Other options that won't work
There are other options we considered that also don't work:
- Running migrations from client machine being deployed from is not always possible because the machine may not be able to connect to the database server (this is true by default in SQL Azure). We provide components that can be used to achieve this for automated deployment scenarios when it is possible, but it's not something we can use for this publish wizard.
- Back in EF4.3 days we investigated creating an MSDeploy provider that could apply the migrations from the app server. The issues is that MSDeploy tasks are executed with elevated permissions and executing migrations involves running user code. Therefore, this is unacceptable from a security perspective.
What we're doing in EF7
The flow for EF7 and ASP.NET 5 will be:
- Detect any types that derive from
DbContext
in the project being deployed (or it's project references). - Search all projects in the solution to see if there are any types that derive from
Migration
and have a[ContextType]
attribute that references the derived context type.

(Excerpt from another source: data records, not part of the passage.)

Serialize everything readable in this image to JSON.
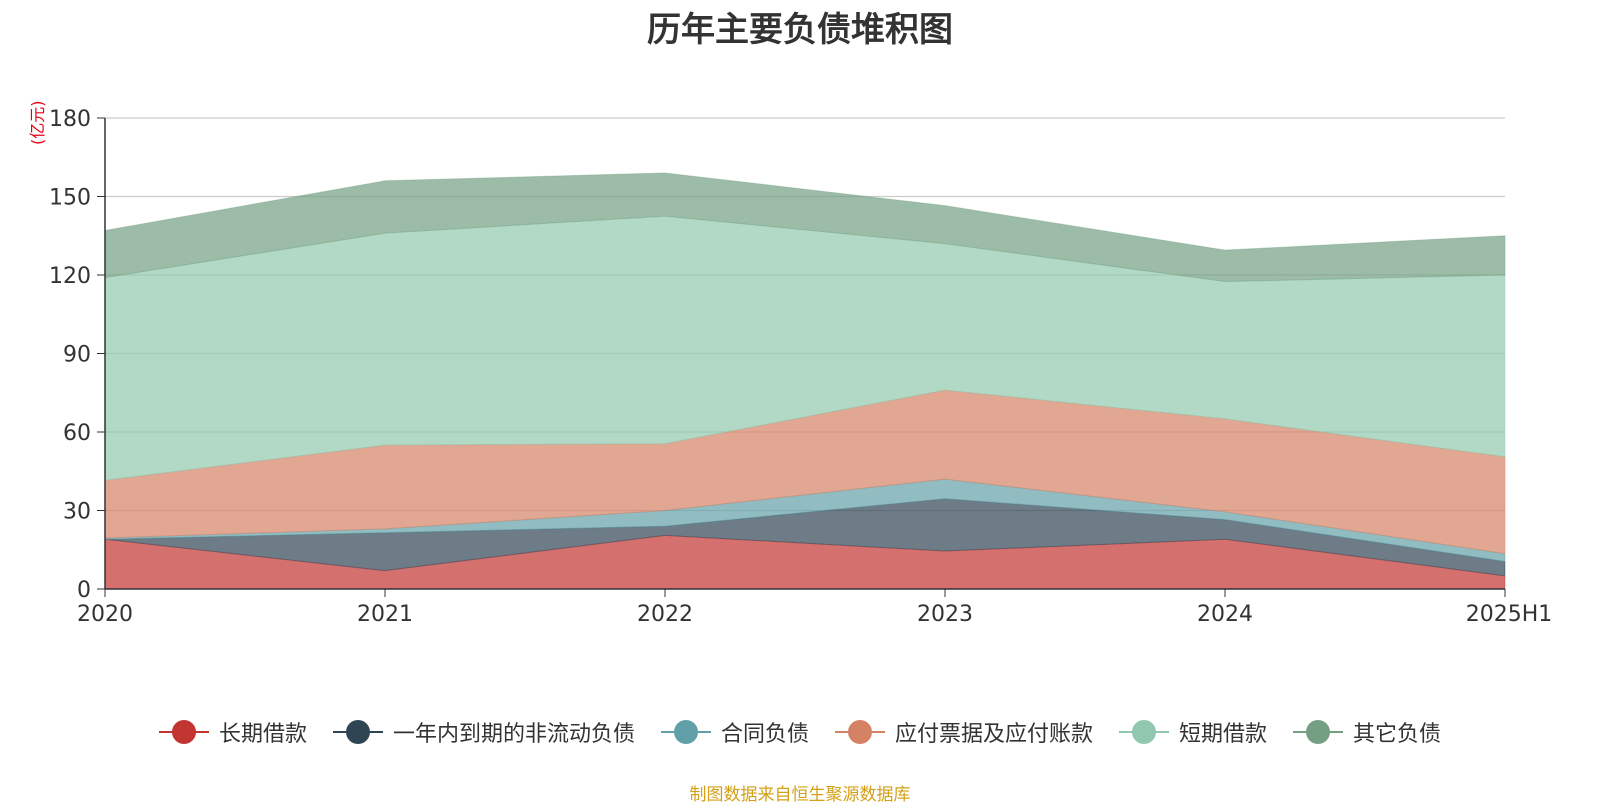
{
  "chart_data": {
    "type": "area",
    "stacked": true,
    "title": "历年主要负债堆积图",
    "unit_label": "(亿元)",
    "categories": [
      "2020",
      "2021",
      "2022",
      "2023",
      "2024",
      "2025H1"
    ],
    "ylim": [
      0,
      180
    ],
    "yticks": [
      0,
      30,
      60,
      90,
      120,
      150,
      180
    ],
    "grid": true,
    "legend_position": "bottom",
    "series": [
      {
        "name": "长期借款",
        "color": "#c23531",
        "values": [
          19,
          7,
          20.5,
          14.5,
          19,
          5
        ]
      },
      {
        "name": "一年内到期的非流动负债",
        "color": "#2f4554",
        "values": [
          0,
          14.5,
          3.5,
          20,
          7.5,
          5.5
        ]
      },
      {
        "name": "合同负债",
        "color": "#61a0a8",
        "values": [
          0.5,
          1.5,
          6,
          7.5,
          3,
          3
        ]
      },
      {
        "name": "应付票据及应付账款",
        "color": "#d48265",
        "values": [
          22,
          32,
          25.5,
          34,
          35.5,
          37
        ]
      },
      {
        "name": "短期借款",
        "color": "#91c7ae",
        "values": [
          77.5,
          81,
          87,
          56,
          52.5,
          69.5
        ]
      },
      {
        "name": "其它负债",
        "color": "#749f83",
        "values": [
          18,
          20,
          16.5,
          14.5,
          12,
          15
        ]
      }
    ]
  },
  "source_note": "制图数据来自恒生聚源数据库"
}
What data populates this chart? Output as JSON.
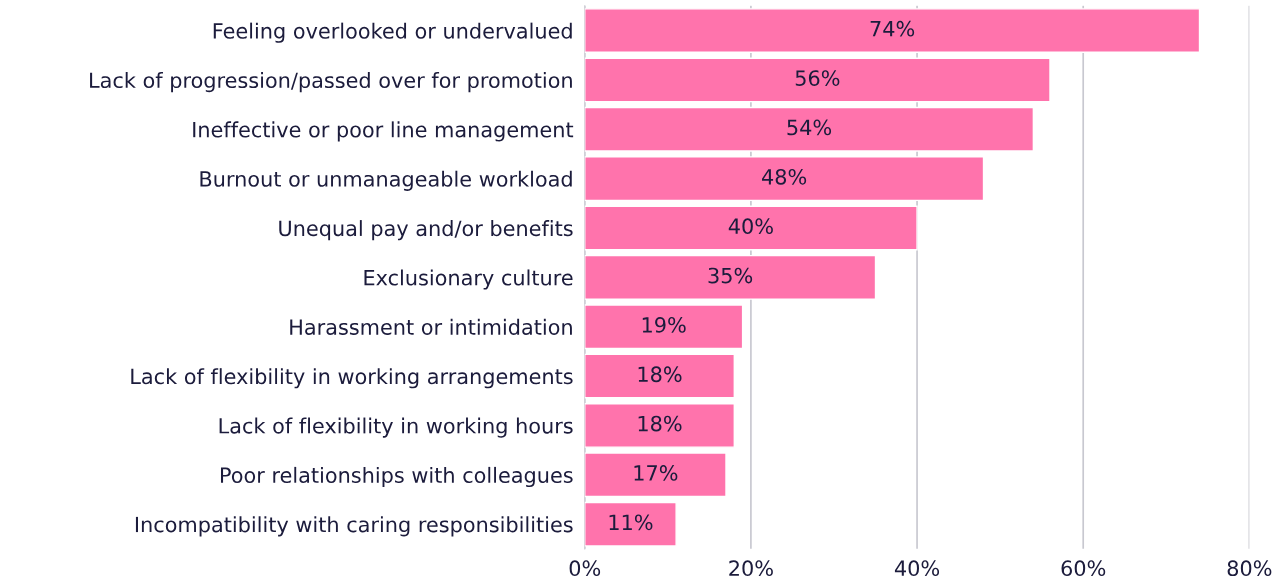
{
  "chart_data": {
    "type": "bar",
    "orientation": "horizontal",
    "categories": [
      "Feeling overlooked or undervalued",
      "Lack of progression/passed over for promotion",
      "Ineffective or poor line management",
      "Burnout or unmanageable workload",
      "Unequal pay and/or benefits",
      "Exclusionary culture",
      "Harassment or intimidation",
      "Lack of flexibility in working arrangements",
      "Lack of flexibility in working hours",
      "Poor relationships with colleagues",
      "Incompatibility with caring responsibilities"
    ],
    "values": [
      74,
      56,
      54,
      48,
      40,
      35,
      19,
      18,
      18,
      17,
      11
    ],
    "value_labels": [
      "74%",
      "56%",
      "54%",
      "48%",
      "40%",
      "35%",
      "19%",
      "18%",
      "18%",
      "17%",
      "11%"
    ],
    "color": "#ff73ac",
    "xlim": [
      0,
      80
    ],
    "xticks": [
      {
        "value": 0,
        "label": "0%"
      },
      {
        "value": 20,
        "label": "20%"
      },
      {
        "value": 40,
        "label": "40%"
      },
      {
        "value": 60,
        "label": "60%"
      },
      {
        "value": 80,
        "label": "80%"
      }
    ],
    "grid": "x",
    "legend": false
  }
}
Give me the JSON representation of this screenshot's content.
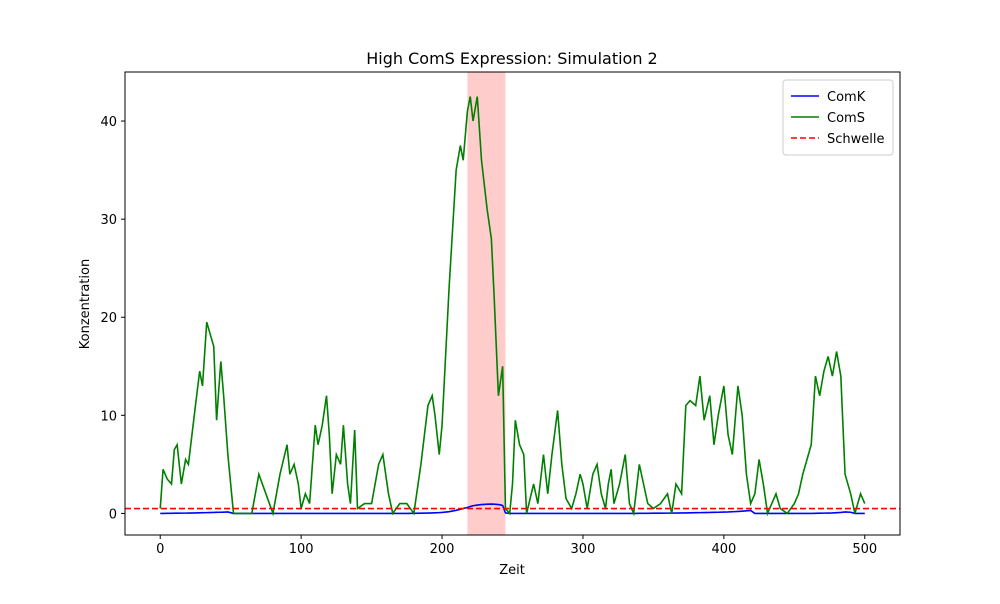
{
  "chart_data": {
    "type": "line",
    "title": "High ComS Expression: Simulation 2",
    "xlabel": "Zeit",
    "ylabel": "Konzentration",
    "x": [
      0,
      2,
      5,
      8,
      10,
      12,
      15,
      18,
      20,
      25,
      28,
      30,
      33,
      35,
      38,
      40,
      43,
      45,
      48,
      52,
      60,
      65,
      70,
      75,
      80,
      85,
      90,
      92,
      95,
      98,
      100,
      103,
      106,
      110,
      112,
      115,
      118,
      120,
      122,
      125,
      128,
      130,
      133,
      135,
      138,
      140,
      145,
      150,
      155,
      158,
      162,
      165,
      170,
      175,
      180,
      185,
      190,
      193,
      195,
      198,
      200,
      205,
      210,
      213,
      215,
      218,
      220,
      222,
      225,
      228,
      232,
      235,
      237,
      240,
      242,
      243,
      245,
      248,
      250,
      252,
      255,
      258,
      260,
      265,
      268,
      272,
      275,
      278,
      282,
      285,
      288,
      292,
      295,
      298,
      300,
      303,
      307,
      310,
      313,
      316,
      318,
      320,
      322,
      326,
      330,
      333,
      336,
      340,
      343,
      346,
      350,
      355,
      360,
      363,
      366,
      370,
      373,
      376,
      380,
      383,
      386,
      390,
      393,
      396,
      400,
      403,
      406,
      410,
      413,
      416,
      419,
      422,
      425,
      428,
      431,
      434,
      437,
      440,
      445,
      450,
      453,
      456,
      459,
      462,
      465,
      468,
      471,
      474,
      477,
      480,
      483,
      486,
      490,
      493,
      497,
      500
    ],
    "series": [
      {
        "name": "ComK",
        "color": "#0000ff",
        "values": [
          0,
          0,
          0.01,
          0.01,
          0.02,
          0.02,
          0.03,
          0.03,
          0.04,
          0.05,
          0.06,
          0.07,
          0.08,
          0.09,
          0.1,
          0.11,
          0.12,
          0.13,
          0.15,
          0,
          0,
          0,
          0,
          0,
          0,
          0,
          0,
          0,
          0,
          0,
          0,
          0,
          0,
          0,
          0,
          0,
          0,
          0,
          0,
          0,
          0,
          0,
          0,
          0,
          0,
          0,
          0,
          0,
          0,
          0,
          0,
          0,
          0,
          0,
          0.01,
          0.02,
          0.04,
          0.05,
          0.06,
          0.08,
          0.1,
          0.18,
          0.32,
          0.42,
          0.5,
          0.6,
          0.7,
          0.78,
          0.85,
          0.9,
          0.94,
          0.95,
          0.94,
          0.9,
          0.85,
          0.8,
          0.05,
          0,
          0,
          0,
          0,
          0,
          0,
          0,
          0,
          0,
          0,
          0,
          0,
          0,
          0,
          0,
          0,
          0,
          0,
          0,
          0,
          0,
          0,
          0,
          0,
          0,
          0,
          0,
          0,
          0,
          0,
          0.01,
          0.01,
          0.01,
          0.02,
          0.02,
          0.03,
          0.03,
          0.04,
          0.05,
          0.05,
          0.06,
          0.07,
          0.08,
          0.09,
          0.1,
          0.11,
          0.12,
          0.14,
          0.15,
          0.17,
          0.2,
          0.23,
          0.27,
          0.3,
          0,
          0,
          0,
          0,
          0,
          0,
          0,
          0,
          0,
          0,
          0,
          0,
          0,
          0.01,
          0.02,
          0.03,
          0.04,
          0.05,
          0.07,
          0.1,
          0.15,
          0.12,
          0,
          0,
          0
        ]
      },
      {
        "name": "ComS",
        "color": "#008000",
        "values": [
          0.5,
          4.5,
          3.5,
          3,
          6.5,
          7,
          3,
          5.5,
          5,
          11,
          14.5,
          13,
          19.5,
          18.5,
          17,
          9.5,
          15.5,
          12,
          6,
          0,
          0,
          0,
          4,
          2,
          0,
          4,
          7,
          4,
          5,
          3,
          0.5,
          2,
          1,
          9,
          7,
          9,
          12,
          8,
          2,
          6,
          5,
          9,
          3,
          1,
          8.5,
          0.5,
          1,
          1,
          5,
          6,
          2,
          0,
          1,
          1,
          0,
          5,
          11,
          12,
          10,
          6,
          9,
          23,
          35,
          37.5,
          36,
          41,
          42.5,
          40,
          42.5,
          36,
          31,
          28,
          22,
          12,
          14,
          15,
          0.5,
          0,
          3,
          9.5,
          7,
          6,
          0,
          3,
          1,
          6,
          2,
          6,
          10.5,
          5,
          1.5,
          0.5,
          2,
          4,
          3,
          0.5,
          4,
          5,
          2,
          0.5,
          3,
          4.5,
          1,
          3,
          6,
          1,
          0,
          5,
          3,
          1,
          0.5,
          1,
          2,
          0,
          3,
          2,
          11,
          11.5,
          11,
          14,
          9.5,
          12,
          7,
          10,
          13,
          8,
          6,
          13,
          10,
          4,
          1,
          2,
          5.5,
          3,
          0,
          1,
          2,
          0.5,
          0,
          1,
          2,
          4,
          5.5,
          7,
          14,
          12,
          14.5,
          16,
          14,
          16.5,
          14,
          4,
          2,
          0,
          2,
          1
        ]
      }
    ],
    "threshold": {
      "name": "Schwelle",
      "value": 0.5,
      "color": "#ff0000"
    },
    "highlight": {
      "xlim": [
        218,
        245
      ],
      "color": "#ff0000"
    },
    "xlim": [
      -25,
      525
    ],
    "ylim": [
      -2.2,
      45
    ],
    "xticks": [
      0,
      100,
      200,
      300,
      400,
      500
    ],
    "yticks": [
      0,
      10,
      20,
      30,
      40
    ],
    "legend": "upper right"
  }
}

- Searching all projects is required because there is no requirement for the migrations project to be referenced by the application (or a library that contains the context).
- If there aren't any migrations, provide the user with an informational message that deployment cannot apply migrations or create the database. This will typically only be the case when EF is targeting an existing database that isn't maintained by EF.
- If there are migrations, provide a checkbox to apply migrations during deployment (and the ability to preview the script to be used)
- Use the migrations command line tool to create a script that will apply migrations (
k ef migration script
). - The command is run on the project that contains the migrations and specifies the project being deployed as the startup project.
- This script is 'idempotent' in that it will use the
__MigrationsHistory
table to ensure that each migration is only applied once. This means we can calculate a script locally and it is safe to apply to the remote database regardless of its current state. - Note the command doesn't currently produce the idempotent script (tracked by issue #1280).
- Note there is currently no way to specify the startup project (tracked by issue #823).
- Use the dbFullSql MSDeploy provider to execute the script as part of deployment
Limitations
There are some assumptions/limitations of this approach:
- We generate the script locally so your app would need to be targeting the same database provider as when deployed. There is currently no way to change the provider via
config.json
so this seems reasonable for the moment. When we enable this in the future, we may need to apply any overrides to the provider when generating the script. - The context and migrations must be defined in projects within the solution.
- The migrations project must have the EntityFramework.Commands package installed and have it registered under commands in
project.json
as theef
command. - If the connection string is defined in
config.json
but is then not used or overridden by code the connection string override will not apply.